Romesh Thappar v State of Madras
Restrictions on speech are valid under Article 19(2) only if aimed at undermining the security of the State, not the wider notion of public order or public safety.
Facts
The Government of Madras, acting under the Madras Maintenance of Public Order Act, banned the entry and circulation in the State of the English weekly 'Crossroads', published from Bombay, ostensibly to secure public safety and maintain public order. Romesh Thappar, the editor and publisher, challenged the ban as a violation of his freedom of speech and expression. He moved the Supreme Court directly under Article 32.
Issues
- Whether a law authorising restrictions on speech for 'public safety' and 'maintenance of public order' fell within the original Article 19(2), which permitted restrictions only against matters undermining the security of, or tending to overthrow, the State.

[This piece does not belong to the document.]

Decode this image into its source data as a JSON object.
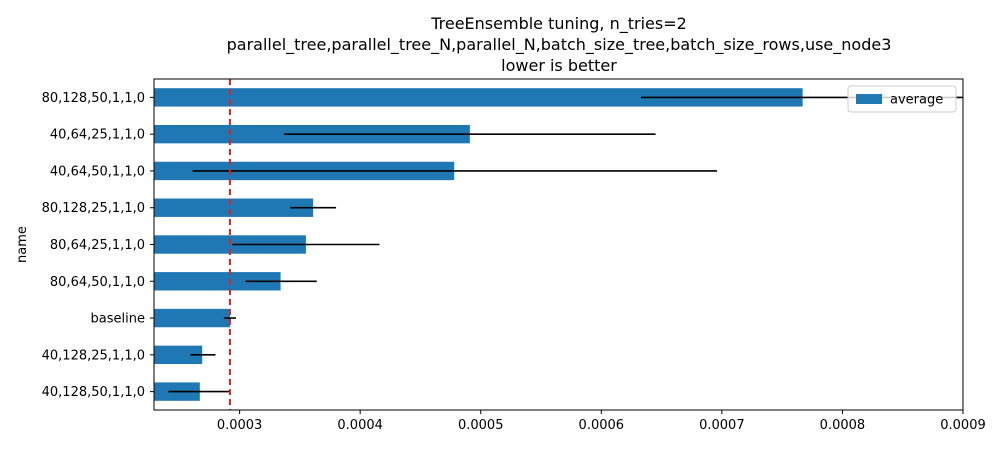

- Whether the freedom of speech and expression includes the freedom of circulation and the freedom of the press.
Arguments
The State argued that maintaining public order and public safety justified the ban as falling within the protection of Article 19(2). Thappar argued that 'public safety' and 'public order' were far wider than 'security of the State', so a law sweeping in lesser matters could not be saved by the narrow original clause (2).
Held
The Court struck down the impugned provision. It held that 'public safety' and 'public order' had a much wider connotation than 'security of the State', covering trivial breaches of peace not amounting to threats to State security. Since the law was not directed solely against the undermining of State security but could restrict speech for ordinary public-order purposes, it fell outside the original Article 19(2) and was void. The Court noted that the framers had deliberately excluded 'sedition' from clause (2), signalling a narrow sphere of permissible restriction.
Ratio decidendi
Unless a law restricting freedom of speech is directed solely against the undermining of the security of the State or its overthrow, it cannot be saved by the (original) reservation in Article 19(2), even if conceived in the interests of public order. Freedom of speech includes the freedom of circulation.
Significance
A foundational free-speech decision and, with Brij Bhushan v State of Delhi, the trigger for the Constitution (First Amendment) Act 1951, which inserted 'public order' and 'reasonable' into Article 19(2). It remains the source of the principle that speech-restrictions must be construed narrowly and that circulation is part of the right.